A palavra hidrogénio deriva do grego “hydro” (água) e “genes” (criador, gerador) e foi utilizada pela primeira vez por Antoine Lavoisier (1743-1794), famoso químico francês. A descoberta do hidrogénio remonta ao século XVII. Robert Boyle (1627-1691), químico e físico inglês, publicou em 1671 um trabalho no qual descreve uma reacção entre limalhas de ferro e ácidos diluidos da qual se libertava um “gás gerador de água”. Mas foi só cerca de um século mais tarde, em 1766, que o também químico e físico inglês Henry Cavendish (1731-1810) reconheceu o hidrogénio como sendo um elemento, apesar de o ter descrito erradamente como um “ar inflamável que se obtém a partir dos metais”. De facto, nas suas experiências com mercúrio o hidrogénio libertado provinha do ácido utilizado e não do metal.
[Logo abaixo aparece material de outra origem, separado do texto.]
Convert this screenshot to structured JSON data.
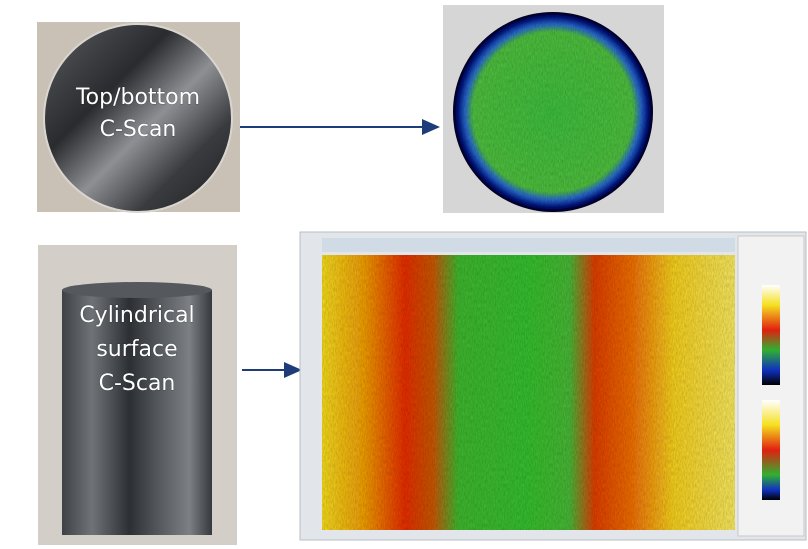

O hidrogénio, que tem por símbolo químico a letra H, é o mais leve de todos os elementos conhecidos e de longe o mais abundante no universo (90 % de todos os átomos no universo são de hidrogénio), sendo responsável por cerca de 75 % da sua massa. É o principal constituinte do nosso Sol e da maioria das estrelas. O Sol obtém a sua
energia através de vários processos nucleares, mas principalmente através da fusão de dois núcleos de hidrogénio o que origina um outro elemento conhecido por Hélio. Desta fusão, é libertada uma enorme quantidade de energia, mais do que a suficiente para irradiar a Terra e permitir o desenvolvimento e a manutenção da vida tal qual a conhecemos. O hidrogénio, é também o principal componente do planeta Júpiter em cujo interior, e devido à existência de pressões muito elevadas, os cientistas consideram provável que o hidrogénio molecular sólido se encontre na forma de hidrogénio metálico. A molécula de hidrogénio, cuja fórmula química é H2, é composta por dois átomos deste elemento. No estado gasoso, está presente na atmosfera terrestre em muito pequenas quantidades, mas faz parte da molécula de água que é essencial à vida e está também presente na grande maioria dos compostos orgânicos que compõem o nosso corpo. Por exemplo, uma pessoa que tenha 75 Kg de massa corporal possui no seu corpo cerca de 7,5 Kg de hidrogénio. Um facto interessante é o de algumas bactérias conseguirem utilizar o hidrogénio molecular (H2) no seu metabolismo para obterem energia. Ao contrário, existem outras bactérias que são capazes de gerar H2, o que as torna atractivas para fins biotecnológicos ligados ao desenvolvimento de fontes de energia alternativas.
O hidrogénio também é utilizado pelo Homem em processos geradores de energia, por exemplo, como propulsor em foguetões.